Additionally, homeowners wishing to reduce the impact of aircraft noise can refer to the advice on the Noise control page of the Australian Government's Your Home website.

Air Force Noise Management Strategy

Air Force Noise Management Strategy highlights the following activities and how each is to be achieved.

  • Minimise the impact of aircraft noise on local communities.
  • Continue proactive community engagement and consultation.
  • Manage noise complaints effectively.
  • Minimise urban encroachment on Defence airfields and training areas.
  • Conduct responsible environmental planning.
  • Integrate a comprehensive noise management system into Defence activities.

Air Force Aircraft Noise Management 2018-2023 brochure (PDF, 574.24 KB)

Fly Neighbourly Policy

Defence is committed to reducing aircraft noise around bases by minimising flights over existing, heavily populated residential areas.

The Fly Neighbourly Policy ensures that Defence is considerate of local communities when carrying out flying operations, while maintaining safe operation of aircraft and achieving required levels of capability.

The Fly Neighbourly Policy aims to:

  • comply with published airfield noise abatement procedures
  • maximise height flown over local communities
  • minimise the use of afterburners on fast jets during take-off
  • limit the speed of aircraft over populated areas
  • minimise flights over residential areas
  • minimised flights over noise sensitive buildings such as hospitals and schools
  • avoid low-flying over known noise-sensitive areas
  • minimise flying late at night or early in the morning
  • include aircraft noise awareness in pilot training and familiarisation
  • notify local communities of major exercises or other non-routine training and flying activities such as flying displays.
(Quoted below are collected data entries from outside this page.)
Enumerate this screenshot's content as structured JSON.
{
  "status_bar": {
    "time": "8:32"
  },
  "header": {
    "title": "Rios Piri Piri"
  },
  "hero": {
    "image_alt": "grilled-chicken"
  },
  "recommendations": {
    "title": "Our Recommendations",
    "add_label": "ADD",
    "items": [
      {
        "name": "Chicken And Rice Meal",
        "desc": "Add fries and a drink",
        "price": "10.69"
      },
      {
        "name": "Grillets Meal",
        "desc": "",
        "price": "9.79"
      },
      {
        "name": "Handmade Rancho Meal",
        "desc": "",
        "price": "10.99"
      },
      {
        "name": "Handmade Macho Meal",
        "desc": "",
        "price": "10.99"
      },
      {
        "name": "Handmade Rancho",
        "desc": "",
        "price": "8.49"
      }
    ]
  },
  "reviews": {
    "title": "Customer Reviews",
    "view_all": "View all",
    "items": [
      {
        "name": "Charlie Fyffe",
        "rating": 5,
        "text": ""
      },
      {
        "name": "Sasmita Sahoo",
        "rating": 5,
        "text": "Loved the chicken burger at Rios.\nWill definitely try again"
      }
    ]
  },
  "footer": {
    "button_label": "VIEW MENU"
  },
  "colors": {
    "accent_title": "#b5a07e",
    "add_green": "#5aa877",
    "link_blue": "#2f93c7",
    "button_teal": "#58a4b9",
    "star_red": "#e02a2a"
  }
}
To further minimise noise at some bases Defence will:

  • limit continuous circuit training at night and on weekends and public holidays
  • use satellite airfields for repetitive aircraft circuits
  • vary flight paths to share noise
  • implement local engine run-ups procedures
  • minimise jet or turboprop engine testing at night.

Land planning

One of the most effective ways to reduce the impact of aircraft noise is through appropriate land planning by local town councils.

Defence provides Australian Noise Exposure Forecast (ANEF) maps to advise councils and the community where locations are affected by aircraft noise. This can be both military and civilian aircraft noise. Local planning authorities use ANEF maps to determine if sites are suitable for residential, commercial or industrial development.

As the ANEF level increases, fewer types of development are acceptable, for example residential housing development is only acceptable outside the 20 ANEF contour. Details of building site acceptability based on ANEF zones is provided in Australian Standard AS 2021:2015 Acoustics (Table 2.1).